National Vaccine Injury Compensation Program: FAQ
What is the National Vaccine Injury Compensation Program (VICP)?
The National Childhood Vaccine Injury Act of 1986 (the Act) established the VICP. The VICP went into effect in October 1988 and is a Federal "no-fault" system designed to compensate individuals, or families of individuals, who have been injured by childhood vaccines, whether administered in the private or public sector.
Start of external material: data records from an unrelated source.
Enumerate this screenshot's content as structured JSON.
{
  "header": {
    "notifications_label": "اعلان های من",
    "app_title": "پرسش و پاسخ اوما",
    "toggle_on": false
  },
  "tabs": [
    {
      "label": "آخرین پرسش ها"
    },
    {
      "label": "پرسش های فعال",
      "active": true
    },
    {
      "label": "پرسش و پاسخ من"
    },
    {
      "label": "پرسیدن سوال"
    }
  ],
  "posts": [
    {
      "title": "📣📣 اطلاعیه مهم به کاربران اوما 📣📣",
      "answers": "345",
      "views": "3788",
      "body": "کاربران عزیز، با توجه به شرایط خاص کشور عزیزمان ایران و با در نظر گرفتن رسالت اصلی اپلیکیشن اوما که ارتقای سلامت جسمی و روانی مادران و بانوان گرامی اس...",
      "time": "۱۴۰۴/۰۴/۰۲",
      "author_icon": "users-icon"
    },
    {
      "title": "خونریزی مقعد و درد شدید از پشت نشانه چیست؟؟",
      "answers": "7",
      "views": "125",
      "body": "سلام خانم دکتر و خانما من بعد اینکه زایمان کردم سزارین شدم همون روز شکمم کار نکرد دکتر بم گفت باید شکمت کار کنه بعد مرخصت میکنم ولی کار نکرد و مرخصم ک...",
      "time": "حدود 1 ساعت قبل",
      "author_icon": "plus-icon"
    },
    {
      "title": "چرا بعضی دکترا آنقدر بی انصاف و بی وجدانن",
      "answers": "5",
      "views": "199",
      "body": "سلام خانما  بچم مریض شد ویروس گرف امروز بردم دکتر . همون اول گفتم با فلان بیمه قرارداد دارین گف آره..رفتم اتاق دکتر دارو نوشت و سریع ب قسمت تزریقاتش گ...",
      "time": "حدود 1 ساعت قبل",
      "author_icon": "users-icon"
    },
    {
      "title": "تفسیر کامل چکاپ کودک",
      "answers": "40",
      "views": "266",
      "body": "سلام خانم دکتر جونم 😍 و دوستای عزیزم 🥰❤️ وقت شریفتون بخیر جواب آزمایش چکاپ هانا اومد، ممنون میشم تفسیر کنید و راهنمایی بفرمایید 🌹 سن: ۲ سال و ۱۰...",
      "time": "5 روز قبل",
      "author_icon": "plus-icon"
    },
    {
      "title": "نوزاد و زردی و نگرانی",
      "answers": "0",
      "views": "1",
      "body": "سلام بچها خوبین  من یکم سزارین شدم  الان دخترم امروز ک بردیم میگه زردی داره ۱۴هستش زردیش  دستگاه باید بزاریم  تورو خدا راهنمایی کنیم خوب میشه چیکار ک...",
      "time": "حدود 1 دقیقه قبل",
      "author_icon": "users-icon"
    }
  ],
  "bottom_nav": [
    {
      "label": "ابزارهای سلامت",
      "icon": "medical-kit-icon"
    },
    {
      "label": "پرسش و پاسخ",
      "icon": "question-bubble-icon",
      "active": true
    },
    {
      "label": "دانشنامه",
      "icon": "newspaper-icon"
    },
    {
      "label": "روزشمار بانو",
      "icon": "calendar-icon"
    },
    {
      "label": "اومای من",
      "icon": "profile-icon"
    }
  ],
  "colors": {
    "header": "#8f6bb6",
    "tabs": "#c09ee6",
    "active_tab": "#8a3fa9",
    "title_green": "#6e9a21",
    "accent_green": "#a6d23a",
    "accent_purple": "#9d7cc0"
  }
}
What vaccines are covered?
Diphtheria, tetanus, pertussis (DTP, DTaP, DT, TT, or Td), measles, mumps, rubella (MMR or any components), and polio (OPV or IPV). Effective August 6, 1997, hepatitis B, Haemophilus influenza type b, and varicella vaccines were added for coverage under the VICP. Rotavirus vaccine was added for coverage under the VICP, effective October 22, 1998. On May 22, 2001, the Secretary published a notice in the Federal Register announcing the addition of pneumococcal conjugate vaccines to the Vaccine Injury Table under Category XIII with an effective date of December 18, 1999. (66 Fed. Reg. 28166-01 May 22, 2001)). The Secretary plans to include pneumococccal conjugate vaccines as a separate and distinct category on the Vaccine Injury Table through the rulemaking process, in order to comply with legal requirements. For the purpose of potential petitioners filing claims concerning pneumococcal conjugate vaccines, however, this category of vaccines is now covered by the VICP (under the Table's broad Category III). Eight years' retroactive coverage is provided for vaccine-related adverse events associated with any vaccine newly added for coverage under the VICP.
How are new vaccines added for coverage under the VICP?
On March 24, 1997, a final rule was published which, in part, provided for the "automatic" addition of future vaccines recommended by the Centers for Disease Control and Prevention (CDC) for routine administration to children. However, Congress will still need to set an appropriate excise tax on any new vaccines recommended by CDC before those vaccines are effectively covered under the VICP. Under the current statutory language, 8 years' retroactive coverage will be provided for those claiming injury or death resulting from a vaccine newly added to the VICP.
Who may file a claim?
Any injured individual or a parent, legal guardian, or trustee of an injured child or an incapacitated person may file a claim. A claim may be made for any injury or death thought to be a result of a covered vaccine. These injuries may include, but are not limited to: anaphylaxis, paralytic polio, and encephalopathy.
What is the time frame in which to file a claim?
For injuries resulting from a vaccine administered on or after October 1, 1988, the following restrictions apply:
a. In the case of an injury, the claim must be filed within 36 months after the first symptoms appeared.
b. In the case of a death, the claim must be filed within 24 months of the death and within 48 months after the onset of the vaccine-related injury from which the death occurred.
The time for filing claims for injuries resulting from vaccines administered prior to October 1, 1988, has expired. Any claims filed for that time period are subject to dismissal by the U.S. Court of Federal Claims (the Court).
How is the VICP funded?
Funding of vaccine claims depends on the date of vaccination:
a. For vaccines administered prior to October 1, 1988, awards are compensated from Federal tax dollars allocated by Congress at $110 million per year.
b. For vaccines administered on or after October 1, 1988, awards are paid from the Vaccine Injury Compensation Trust Fund, funded from an excise tax on every dose of covered vaccine that is purchased.
How does the VICP work?
The VICP is administered jointly by the Court, the Department of Health and Human Services (HHS), and the Department of Justice (DOJ). The process is as follows:
a. An individual claiming injury from a vaccine files a petition for compensation with the Court;
b. A physician at the Division of Vaccine Injury Compensation, HHS, reviews each petition to determine whether it meets the criteria for compensation. This recommendation is provided to the Court through a report filed by the DOJ, although it is not binding.
c. The HHS position is represented by an attorney from the DOJ in hearings before a "special master" who makes the initial decision for compensation under the Program. A special master is an attorney appointed by the judges of the Court.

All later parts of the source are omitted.